Around 6,000 anti-government protesters gathered in Madrid to protest against the government’s handling of the #COVID19 pandemic. The rally was called by far-right party VOX under the name of ‘Caravan for Spain and its freedom.’ pic.twitter.com/VfieGnfK6J— RT (@RT_com) May 23, 2020
Justice Minister Grande Marlaska was forced to dismiss Civil Guard chief in Madrid, Colonel Pérez de los Cobos, who has links to the far right and was in charge of the repression against the Catalan referendum in 2017. De los Cobos sabotaged the government’s measures to protect officials from right-wing lynch mobs. He also fabricated reports about the executive’s handling of the pandemic that right-wing judges were to use for legal frame-ups against the government. This timid reaffirmation by the government has been met with wrath by the state apparatus, with the resignation of prominent Civil Guard officials. Yet, as Minister Marlaska pulls the tiger’s tail with one hand, he feeds it with the other. He has announced a wage rise of 20 percent for Civil Guards to sweeten the mood in the barracks. He is right in inferring that the patriotism of the armed forces is ultimately a question of cigars and champagne, cold poultry and garlic sausage. But the trough will never be full enough for these uniformed gluttons.

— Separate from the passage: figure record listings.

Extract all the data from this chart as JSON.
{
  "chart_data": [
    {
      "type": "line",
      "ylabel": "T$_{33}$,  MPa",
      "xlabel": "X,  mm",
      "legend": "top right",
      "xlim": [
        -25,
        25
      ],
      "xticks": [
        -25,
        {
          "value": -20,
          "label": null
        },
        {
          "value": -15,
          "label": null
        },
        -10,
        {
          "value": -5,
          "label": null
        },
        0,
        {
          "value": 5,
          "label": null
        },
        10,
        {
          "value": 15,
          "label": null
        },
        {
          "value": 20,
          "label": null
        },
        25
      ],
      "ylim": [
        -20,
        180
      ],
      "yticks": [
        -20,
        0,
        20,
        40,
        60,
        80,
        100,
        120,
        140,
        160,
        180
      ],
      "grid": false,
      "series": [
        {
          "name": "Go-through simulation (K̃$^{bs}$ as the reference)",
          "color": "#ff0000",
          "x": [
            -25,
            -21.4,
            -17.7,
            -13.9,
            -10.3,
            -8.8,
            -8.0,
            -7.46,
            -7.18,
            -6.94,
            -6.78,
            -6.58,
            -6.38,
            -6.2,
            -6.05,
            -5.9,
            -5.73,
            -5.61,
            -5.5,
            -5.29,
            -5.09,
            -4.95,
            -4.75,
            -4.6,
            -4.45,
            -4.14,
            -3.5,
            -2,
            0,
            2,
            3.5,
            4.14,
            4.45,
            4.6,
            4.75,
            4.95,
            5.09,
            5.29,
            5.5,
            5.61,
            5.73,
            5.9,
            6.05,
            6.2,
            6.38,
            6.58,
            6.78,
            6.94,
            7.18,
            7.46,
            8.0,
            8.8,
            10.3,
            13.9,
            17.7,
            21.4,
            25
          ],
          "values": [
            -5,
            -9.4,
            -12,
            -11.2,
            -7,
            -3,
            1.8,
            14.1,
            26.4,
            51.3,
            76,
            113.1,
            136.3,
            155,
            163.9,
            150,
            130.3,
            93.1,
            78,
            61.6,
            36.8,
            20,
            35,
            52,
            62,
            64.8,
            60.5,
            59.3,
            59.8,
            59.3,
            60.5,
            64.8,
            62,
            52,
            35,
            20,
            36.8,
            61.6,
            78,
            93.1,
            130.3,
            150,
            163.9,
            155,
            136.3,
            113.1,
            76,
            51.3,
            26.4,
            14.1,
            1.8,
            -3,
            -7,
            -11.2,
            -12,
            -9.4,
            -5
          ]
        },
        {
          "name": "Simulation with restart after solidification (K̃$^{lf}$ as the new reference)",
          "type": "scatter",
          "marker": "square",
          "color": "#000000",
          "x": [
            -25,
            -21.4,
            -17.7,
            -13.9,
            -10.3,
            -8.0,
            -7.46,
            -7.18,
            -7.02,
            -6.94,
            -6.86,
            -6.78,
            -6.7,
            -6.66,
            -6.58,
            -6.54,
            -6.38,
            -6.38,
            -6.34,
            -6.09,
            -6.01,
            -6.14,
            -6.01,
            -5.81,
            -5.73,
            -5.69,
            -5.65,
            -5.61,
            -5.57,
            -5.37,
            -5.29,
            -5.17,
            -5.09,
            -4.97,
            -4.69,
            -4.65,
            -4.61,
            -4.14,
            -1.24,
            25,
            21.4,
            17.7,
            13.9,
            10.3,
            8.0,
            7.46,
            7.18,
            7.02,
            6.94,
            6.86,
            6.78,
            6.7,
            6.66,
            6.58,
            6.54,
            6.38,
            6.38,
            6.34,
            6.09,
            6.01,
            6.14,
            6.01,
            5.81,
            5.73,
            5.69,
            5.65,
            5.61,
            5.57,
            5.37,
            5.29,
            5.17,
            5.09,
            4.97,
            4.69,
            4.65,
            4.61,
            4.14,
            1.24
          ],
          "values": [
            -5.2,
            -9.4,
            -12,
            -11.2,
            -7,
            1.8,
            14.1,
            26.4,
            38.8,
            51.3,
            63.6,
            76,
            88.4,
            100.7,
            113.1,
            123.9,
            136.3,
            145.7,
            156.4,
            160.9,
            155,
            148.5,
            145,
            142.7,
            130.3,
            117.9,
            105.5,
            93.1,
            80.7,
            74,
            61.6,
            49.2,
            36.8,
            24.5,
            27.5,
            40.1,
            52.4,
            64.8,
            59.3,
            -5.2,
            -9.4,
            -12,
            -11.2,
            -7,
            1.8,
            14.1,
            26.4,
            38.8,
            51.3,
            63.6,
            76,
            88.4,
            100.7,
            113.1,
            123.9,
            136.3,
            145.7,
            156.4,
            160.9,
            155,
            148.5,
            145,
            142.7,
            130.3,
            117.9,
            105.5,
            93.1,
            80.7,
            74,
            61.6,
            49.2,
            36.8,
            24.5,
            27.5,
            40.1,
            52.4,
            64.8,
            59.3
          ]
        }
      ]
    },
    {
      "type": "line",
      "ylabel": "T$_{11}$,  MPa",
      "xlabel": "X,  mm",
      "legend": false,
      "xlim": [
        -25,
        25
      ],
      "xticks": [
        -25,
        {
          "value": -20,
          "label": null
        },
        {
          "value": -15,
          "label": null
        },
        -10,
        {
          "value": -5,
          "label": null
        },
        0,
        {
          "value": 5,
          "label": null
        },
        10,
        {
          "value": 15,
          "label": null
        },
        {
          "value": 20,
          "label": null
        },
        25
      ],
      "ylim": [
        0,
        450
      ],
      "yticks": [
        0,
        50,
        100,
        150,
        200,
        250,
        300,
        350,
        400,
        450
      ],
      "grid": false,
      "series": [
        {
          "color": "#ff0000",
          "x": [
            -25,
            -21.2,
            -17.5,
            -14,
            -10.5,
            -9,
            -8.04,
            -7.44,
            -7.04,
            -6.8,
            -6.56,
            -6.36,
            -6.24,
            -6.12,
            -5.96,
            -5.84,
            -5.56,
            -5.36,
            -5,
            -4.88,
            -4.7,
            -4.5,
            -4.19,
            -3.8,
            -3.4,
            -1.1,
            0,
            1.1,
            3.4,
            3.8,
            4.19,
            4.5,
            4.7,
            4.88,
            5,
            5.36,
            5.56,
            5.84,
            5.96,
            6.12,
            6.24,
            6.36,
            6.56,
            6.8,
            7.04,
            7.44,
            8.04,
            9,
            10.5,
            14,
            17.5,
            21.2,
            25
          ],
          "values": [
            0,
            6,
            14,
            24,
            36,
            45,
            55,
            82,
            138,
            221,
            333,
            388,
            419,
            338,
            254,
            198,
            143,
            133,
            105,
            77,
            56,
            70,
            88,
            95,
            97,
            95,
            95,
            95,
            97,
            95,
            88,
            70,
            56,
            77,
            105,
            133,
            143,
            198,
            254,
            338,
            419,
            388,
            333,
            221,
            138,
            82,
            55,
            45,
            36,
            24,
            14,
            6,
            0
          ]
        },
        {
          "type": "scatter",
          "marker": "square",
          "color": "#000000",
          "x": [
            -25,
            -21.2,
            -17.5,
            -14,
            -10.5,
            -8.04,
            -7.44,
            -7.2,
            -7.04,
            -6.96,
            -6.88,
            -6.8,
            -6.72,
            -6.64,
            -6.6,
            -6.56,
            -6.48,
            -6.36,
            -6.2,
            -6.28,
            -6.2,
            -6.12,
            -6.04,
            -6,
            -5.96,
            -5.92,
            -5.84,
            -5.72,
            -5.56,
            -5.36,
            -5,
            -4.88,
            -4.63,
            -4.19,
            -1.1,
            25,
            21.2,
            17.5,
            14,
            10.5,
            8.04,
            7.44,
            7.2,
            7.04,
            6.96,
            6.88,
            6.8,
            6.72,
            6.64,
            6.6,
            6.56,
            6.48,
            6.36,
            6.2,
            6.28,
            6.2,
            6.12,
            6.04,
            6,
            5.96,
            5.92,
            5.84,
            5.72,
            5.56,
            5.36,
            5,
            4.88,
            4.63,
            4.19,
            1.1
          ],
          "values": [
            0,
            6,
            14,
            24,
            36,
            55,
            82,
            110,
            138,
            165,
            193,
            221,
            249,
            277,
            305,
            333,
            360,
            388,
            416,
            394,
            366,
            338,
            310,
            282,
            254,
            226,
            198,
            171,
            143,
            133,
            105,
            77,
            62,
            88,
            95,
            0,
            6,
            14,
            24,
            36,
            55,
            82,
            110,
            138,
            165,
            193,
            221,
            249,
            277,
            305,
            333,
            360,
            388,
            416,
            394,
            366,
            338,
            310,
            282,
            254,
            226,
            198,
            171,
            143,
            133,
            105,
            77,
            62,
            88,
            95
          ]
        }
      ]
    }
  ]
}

The most-prescient bourgeois in Spain regard these marches with contempt and fear their polarising effect. Yet less-intelligent sectors of the ruling class, such as retail oligarch Juan Roig, sympathise with them. The Spanish bourgeoisie is notoriously parasitic and voracious. It has been challenged by the people many times in history. It only feels comfortable if it has full and direct control over the state apparatus, if it wields the whip in its own hands. It holds the current coalition in disdain. The political force that most accurately expresses this mentality is Vox. The Catalan referendum of 2017 radicalised the Spanish right and allowed it to trumpet its ideology unashamedly. The fear and inaction of UP facilitated this process. The ground was thus prepared for the rapid rise of Francoist party Vox in 2018-19.
The traditional party of Spanish conservatism, the PP, is now locked in competition with Vox. It has gradually veered towards the right. This has blocked any attempts at collaboration with the PSOE, as a sector of the bourgeoisie would wish. Most worrisomely, if these right-wing protests go too far, they might elicit a powerful reaction from the left. Predictably, UP has reacted to these marches with fear and paralysis. The youth and the working class are once again leaderless. But in many working-class homes, teeth are bared and fists are clenched at the images of reaction running amok. Spontaneous counter demonstrations have taken place in numerous working-class neighbourhoods, starting with Vallecas in Madrid. Any provocation might provoke a powerful, spontaneous outpouring of anger that will sweep away reaction, reveal its superficial character, and cow it into silence. In some ways, the protests by the right have been very formative. The flag of the monarchy is now firmly connected to reaction. The close links between the repressive state apparatus and reaction have also been exposed. Yet not only will Spanish workers and youth mobilise against the far right, they will also attack the regime in general, and demand a revolutionary way out of the crisis.